Eu quero minha liberdade de volta
BARBARA CAROLA HINDERBERGER DE ALMEIDA
FOLHA DE SP
Sou juíza há 20 anos. Sou linha dura, dizem. Pressão é comum, mas em 2012 surgiram ameaças de morte. Um medo destruidor, não poder ir ao mercado sozinha
Eu sou juíza e estou ameaçada de morte.
Comecei na magistratura há 20 anos. Há 18, estou aqui em Embu das Artes. Em todos esses anos e por todos os fóruns em que já passei, nunca tive a minha vida ameaçada. Nem mesmo quando julguei grandes processos criminais envolvendo o crime organizado.
Há pouco mais de um mês, ordenei a desocupação imediata de Área de Proteção Ambiental (APA) pertencente à CDHU (Companhia de Desenvolvimento Habitacional e Urbano). Ela havia sido invadida por integrantes do MTST, o Movimento dos Trabalhadores Sem-Teto.
Segui o que manda a legislação ambiental brasileira, uma decisão que favorece a comunidade como um todo, no presente e no futuro.

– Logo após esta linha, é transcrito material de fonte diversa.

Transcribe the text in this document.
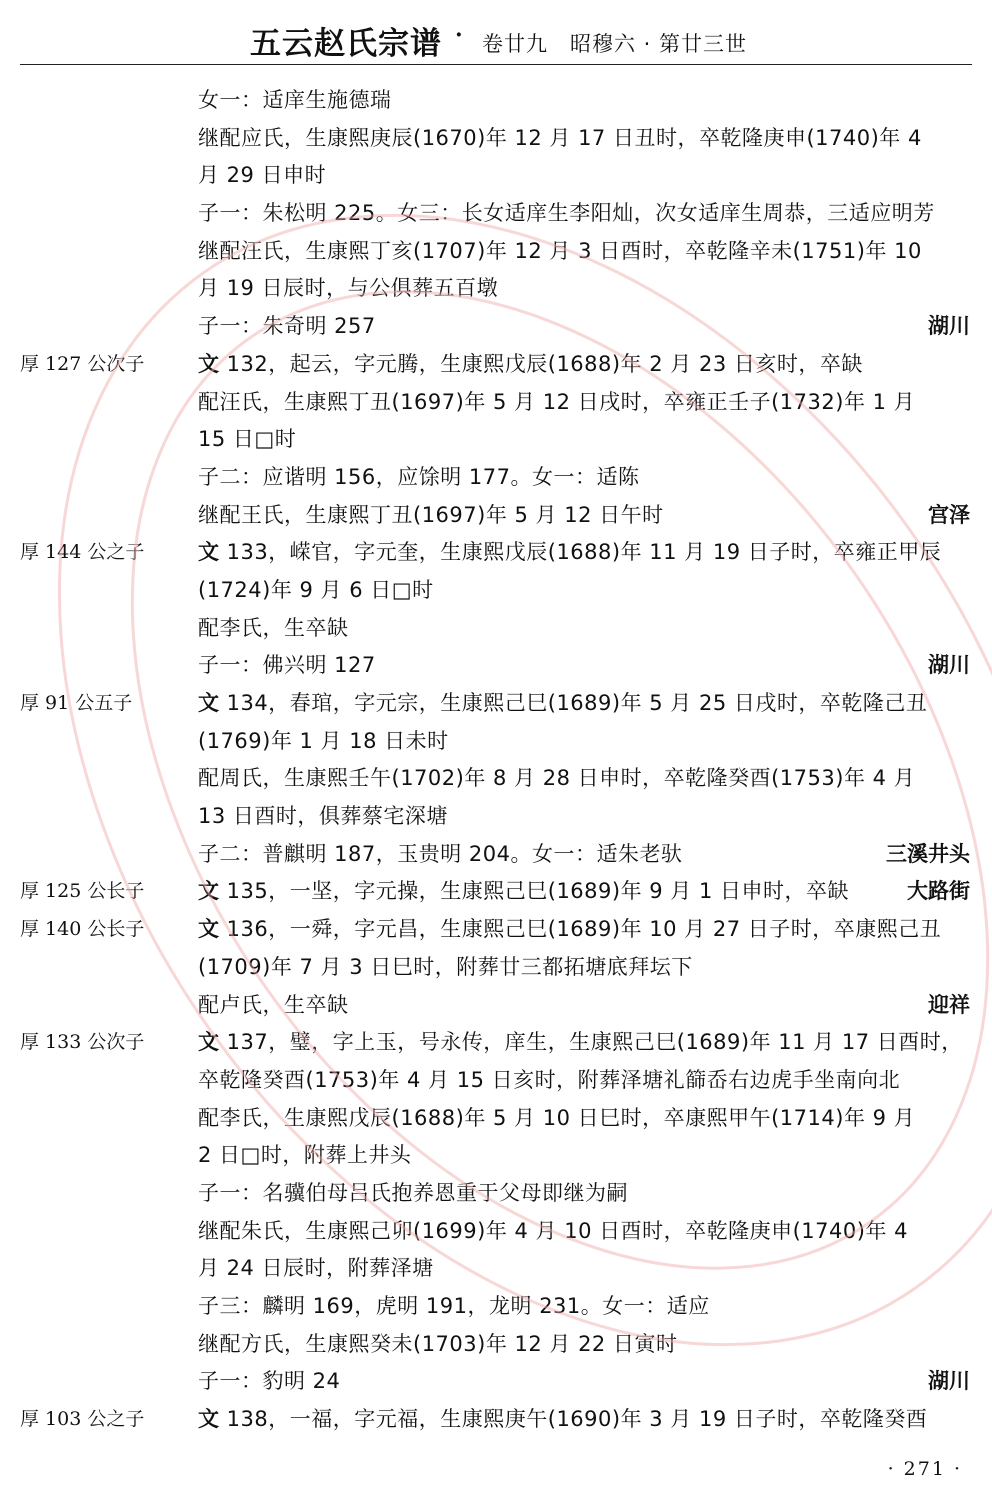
五云赵氏宗谱 · 卷廿九　昭穆六 · 第廿三世
女一：适庠生施德瑞
继配应氏，生康熙庚辰(1670)年 12 月 17 日丑时，卒乾隆庚申(1740)年 4
月 29 日申时
子一：朱松明 225。女三：长女适庠生李阳灿，次女适庠生周恭，三适应明芳
继配汪氏，生康熙丁亥(1707)年 12 月 3 日酉时，卒乾隆辛未(1751)年 10
月 19 日辰时，与公俱葬五百墩
子一：朱奇明 257	湖川
厚 127 公次子	文 132，起云，字元腾，生康熙戊辰(1688)年 2 月 23 日亥时，卒缺
配汪氏，生康熙丁丑(1697)年 5 月 12 日戌时，卒雍正壬子(1732)年 1 月
15 日□时
子二：应谐明 156，应馀明 177。女一：适陈
继配王氏，生康熙丁丑(1697)年 5 月 12 日午时	宫泽
厚 144 公之子	文 133，嵘官，字元奎，生康熙戊辰(1688)年 11 月 19 日子时，卒雍正甲辰
(1724)年 9 月 6 日□时
配李氏，生卒缺
子一：佛兴明 127	湖川
厚 91 公五子	文 134，春琯，字元宗，生康熙己巳(1689)年 5 月 25 日戌时，卒乾隆己丑
(1769)年 1 月 18 日未时
配周氏，生康熙壬午(1702)年 8 月 28 日申时，卒乾隆癸酉(1753)年 4 月
13 日酉时，俱葬蔡宅深塘
子二：普麒明 187，玉贵明 204。女一：适朱老驮	三溪井头
厚 125 公长子	文 135，一坚，字元操，生康熙己巳(1689)年 9 月 1 日申时，卒缺	大路街
厚 140 公长子	文 136，一舜，字元昌，生康熙己巳(1689)年 10 月 27 日子时，卒康熙己丑
(1709)年 7 月 3 日巳时，附葬廿三都拓塘底拜坛下
配卢氏，生卒缺	迎祥
厚 133 公次子	文 137，璧，字上玉，号永传，庠生，生康熙己巳(1689)年 11 月 17 日酉时，
卒乾隆癸酉(1753)年 4 月 15 日亥时，附葬泽塘礼篩岙右边虎手坐南向北
配李氏，生康熙戊辰(1688)年 5 月 10 日巳时，卒康熙甲午(1714)年 9 月
2 日□时，附葬上井头
子一：名骥伯母吕氏抱养恩重于父母即继为嗣
继配朱氏，生康熙己卯(1699)年 4 月 10 日酉时，卒乾隆庚申(1740)年 4
月 24 日辰时，附葬泽塘
子三：麟明 169，虎明 191，龙明 231。女一：适应
继配方氏，生康熙癸未(1703)年 12 月 22 日寅时
子一：豹明 24	湖川
厚 103 公之子	文 138，一福，字元福，生康熙庚午(1690)年 3 月 19 日子时，卒乾隆癸酉
· 271 ·
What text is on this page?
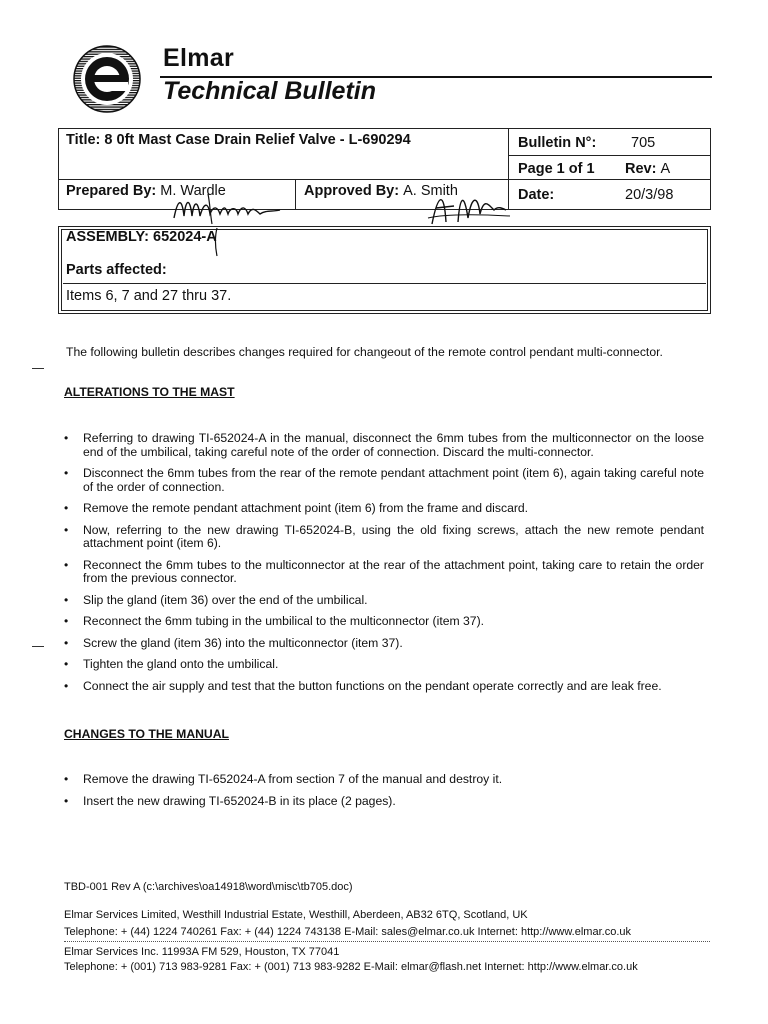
Elmar
Technical Bulletin
Title: 8 0ft Mast Case Drain Relief Valve - L-690294	Bulletin N°: 705
Page 1 of 1 Rev: A
Prepared By: M. Wardle	Approved By: A. Smith	Date:	20/3/98
ASSEMBLY: 652024-A
Parts affected:
Items 6, 7 and 27 thru 37.
The following bulletin describes changes required for changeout of the remote control pendant multi-connector.
ALTERATIONS TO THE MAST
• Referring to drawing TI-652024-A in the manual, disconnect the 6mm tubes from the multiconnector on the loose end of the umbilical, taking careful note of the order of connection. Discard the multi-connector.
• Disconnect the 6mm tubes from the rear of the remote pendant attachment point (item 6), again taking careful note of the order of connection.
• Remove the remote pendant attachment point (item 6) from the frame and discard.
• Now, referring to the new drawing TI-652024-B, using the old fixing screws, attach the new remote pendant attachment point (item 6).
• Reconnect the 6mm tubes to the multiconnector at the rear of the attachment point, taking care to retain the order from the previous connector.
• Slip the gland (item 36) over the end of the umbilical.
• Reconnect the 6mm tubing in the umbilical to the multiconnector (item 37).
• Screw the gland (item 36) into the multiconnector (item 37).
• Tighten the gland onto the umbilical.
• Connect the air supply and test that the button functions on the pendant operate correctly and are leak free.
CHANGES TO THE MANUAL
• Remove the drawing TI-652024-A from section 7 of the manual and destroy it.
• Insert the new drawing TI-652024-B in its place (2 pages).
TBD-001 Rev A (c:\archives\oa14918\word\misc\tb705.doc)
Elmar Services Limited, Westhill Industrial Estate, Westhill, Aberdeen, AB32 6TQ, Scotland, UK
Telephone: + (44) 1224 740261 Fax: + (44) 1224 743138 E-Mail: sales@elmar.co.uk Internet: http://www.elmar.co.uk
Elmar Services Inc. 11993A FM 529, Houston, TX 77041
Telephone: + (001) 713 983-9281 Fax: + (001) 713 983-9282 E-Mail: elmar@flash.net Internet: http://www.elmar.co.uk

A partir daí, porém, recebi ameaças de morte, inclusive registradas pela Polícia Militar, por conta de minha sentença favorável à manutenção da APA. Fiquei sinceramente espantada. Nunca imaginei que alguém pudesse tentar me coagir por defender o meio ambiente.
É como o desembargador Roque Mesquita disse em um artigo: "Ser magistrado no Brasil se tornou uma profissão de risco". Fato. Lamentavelmente, isso está se tornando comum. Você sempre está sujeito a sofrer algum tipo de perseguição ou tentativa de coação, nesse caso traduzida em ameaça de morte.
Quando prestei concurso para a magistratura, nunca me passou pela cabeça que um dia alguém, por causa de uma decisão minha, ficaria tão contrariado a ponto de ameaçar tirar minha vida. Foi muito ruim ouvir uma voz ao telefone ameaçando me matar.
Claro que sinto medo. Sou humana. É normal.
Passei a dispor de escolta policial 24 horas por dia. Nesse período, não podia ir ao shopping sozinha, não podia ir ao mercado nem encontrar os amigos sem um segurança por perto.
O medo é um sentimento tão ruim, tão destruidor, que não contei nem para minha própria mãe o que estava acontecendo. Mas o fato se tornou público, e ela leu nos jornais que a sua filha estava ameaçada de morte.
Curiosamente, o que mais eu sentia além de medo era constrangimento! Fiquei constrangida por tirar policiais das ruas, que estavam trabalhando em prol da segurança da população, para servir à segurança de uma única pessoa: eu.
Quanto mais eu convivia com o medo, mais eu tinha a certeza de que não podia parar. Eu não podia e não posso ceder. Não podia deixar que a Justiça fosse derrotada. A Justiça e eu. Afinal, é o meu dever que a segurança e a ordem social sejam garantidas. Não trabalho para mim, trabalho para todos.
Há 15 dias, dispensei a escolta armada que me protegia.
Viver se sentindo como um refém é horrível. É pior do que muitas sentenças que já dei nesses anos de magistratura. Você não fica mais totalmente relaxada. O medo passa a ser sua companhia. E passou a me acompanhar em todos os lugares.
Mas, para ser magistrada, você tem que ser forte. Ser forte e ter caráter para não ceder às pressões -durante os anos de trabalho, você é pressionada de todas as partes e de todas as formas.
Eu amo a minha profissão. Sou uma juíza considerada linha dura. Faço com que as ordens judiciais sejam cumpridas. E no Brasil é preciso que isso aconteça para que o Estado democrático de Direito não seja abalado. É isso o que defendo.
Ser juiz é não ter dúvida que a Justiça será feita. Ser juiz é ter coragem. É desejar que a Justiça prevaleça sempre, não importando o sexo, a classe social ou a escolaridade de quem quer que sejam as partes.
Mas não é por eu estar sendo ameaçada que irei parar de trabalhar ou pensar duas vezes antes de uma decisão. Na verdade, minha decisão já está tomada: não vou desistir, isso não vai afetar o meu trabalho.
Assim como o medo é uma característica humana, a capacidade de ter certeza também. E eu estou segura de ter tomado a decisão certa em favor da sociedade.
A comunidade para qual trabalho reconhece minha luta e minha força. Percebo que estão do meu lado. Desde o frentista do posto de gasolina até o presidente da Câmara dos Vereadores de Embu das Artes me apoiaram. Eu me senti amparada e querida, o que me deu forças. São ações como essas que me fazem perceber que estou no caminho certo, que estou exercendo minha função honestamente.
Agora, o que eu mais quero é minha liberdade de volta.